Even though the generosity of Americans may be diminished somewhat by the market's misfortunes this year, an increasingly popular tool for maximizing the tax benefits from charitable deductions is still attracting interest.
The number of donor-advised funds (DAFs), the charitable vehicles sometimes referred to as a "poor man's foundation," has nearly tripled to 1.3 million since Congress approved the Tax Cuts and Jobs Act in 2017, which dramatically reduced the need for many taxpayers to itemize their annual returns.
Americans contributed $72.7 billion to DAFs in 2021, up 47% from the previous year, according to the National Philanthropic Trust (NPT), a Jenkintown, Pennsylvania, charity that sponsors the accounts and also tracks the national DAF sector.

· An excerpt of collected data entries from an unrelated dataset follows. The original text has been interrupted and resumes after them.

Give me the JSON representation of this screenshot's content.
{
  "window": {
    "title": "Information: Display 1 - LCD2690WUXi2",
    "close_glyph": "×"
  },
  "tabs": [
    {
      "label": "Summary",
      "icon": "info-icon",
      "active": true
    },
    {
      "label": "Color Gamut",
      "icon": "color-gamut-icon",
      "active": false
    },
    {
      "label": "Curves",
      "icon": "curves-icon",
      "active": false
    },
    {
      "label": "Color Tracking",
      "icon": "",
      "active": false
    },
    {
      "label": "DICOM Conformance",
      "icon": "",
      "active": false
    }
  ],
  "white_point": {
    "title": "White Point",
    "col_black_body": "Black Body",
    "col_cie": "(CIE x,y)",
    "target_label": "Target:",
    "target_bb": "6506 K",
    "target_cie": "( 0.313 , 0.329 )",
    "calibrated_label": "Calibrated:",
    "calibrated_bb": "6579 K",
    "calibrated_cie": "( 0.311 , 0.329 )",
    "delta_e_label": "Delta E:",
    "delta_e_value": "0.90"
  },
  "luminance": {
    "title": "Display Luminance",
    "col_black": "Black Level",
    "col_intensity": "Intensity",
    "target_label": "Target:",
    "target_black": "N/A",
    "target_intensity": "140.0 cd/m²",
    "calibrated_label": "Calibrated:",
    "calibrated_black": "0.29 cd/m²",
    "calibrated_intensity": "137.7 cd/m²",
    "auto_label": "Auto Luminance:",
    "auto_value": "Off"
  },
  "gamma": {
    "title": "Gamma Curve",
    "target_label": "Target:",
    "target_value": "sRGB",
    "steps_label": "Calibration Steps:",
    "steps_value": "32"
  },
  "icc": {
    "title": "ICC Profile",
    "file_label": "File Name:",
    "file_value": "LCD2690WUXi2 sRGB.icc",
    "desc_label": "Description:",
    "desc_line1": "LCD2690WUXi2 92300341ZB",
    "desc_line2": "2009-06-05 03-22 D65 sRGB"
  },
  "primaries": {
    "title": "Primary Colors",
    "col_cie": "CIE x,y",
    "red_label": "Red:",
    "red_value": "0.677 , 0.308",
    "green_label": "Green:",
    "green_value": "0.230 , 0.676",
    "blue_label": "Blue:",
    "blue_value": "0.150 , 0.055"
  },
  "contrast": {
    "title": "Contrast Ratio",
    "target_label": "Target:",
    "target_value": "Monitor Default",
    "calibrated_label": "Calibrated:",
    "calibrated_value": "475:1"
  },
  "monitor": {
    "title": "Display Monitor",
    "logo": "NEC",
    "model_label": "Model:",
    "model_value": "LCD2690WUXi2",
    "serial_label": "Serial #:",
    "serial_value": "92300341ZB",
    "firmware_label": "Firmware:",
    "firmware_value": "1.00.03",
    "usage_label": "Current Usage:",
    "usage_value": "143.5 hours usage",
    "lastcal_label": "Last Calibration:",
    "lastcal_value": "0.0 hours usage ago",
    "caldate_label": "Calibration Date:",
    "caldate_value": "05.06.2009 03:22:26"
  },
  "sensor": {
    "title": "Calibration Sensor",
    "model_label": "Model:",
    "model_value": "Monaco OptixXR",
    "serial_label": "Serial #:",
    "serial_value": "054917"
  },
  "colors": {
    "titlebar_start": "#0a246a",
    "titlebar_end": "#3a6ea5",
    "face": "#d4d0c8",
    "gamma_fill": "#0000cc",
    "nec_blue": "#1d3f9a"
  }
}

DAFs contained $234.1 billion in assets at the end of 2021 and made $45.7 billion in grants to individual charities last year, said Eileen R. Heisman, president of the trust, which analyzes the public tax filings of about 1,000 fund sponsors in its annual DAF Report.
"These were the most dramatic increases we've had in years," said Heisman, who said her initial reaction to the tally was disbelief until the researchers assured her the figures had been double-checked.
Heisman said many donors were induced to donate more of their wealth in 2021 after the prolonged bull market had increased their exposure to capital gains taxes
Is a DAF right for your charitable giving? Here's what you need to know about the funds.
What are donor-advised funds (DAFs)?
DAFs are a way for taxpayers of any means to group charitable contributions into a single year to reap tax benefits, and then to distribute the funds to their favorite charities over time.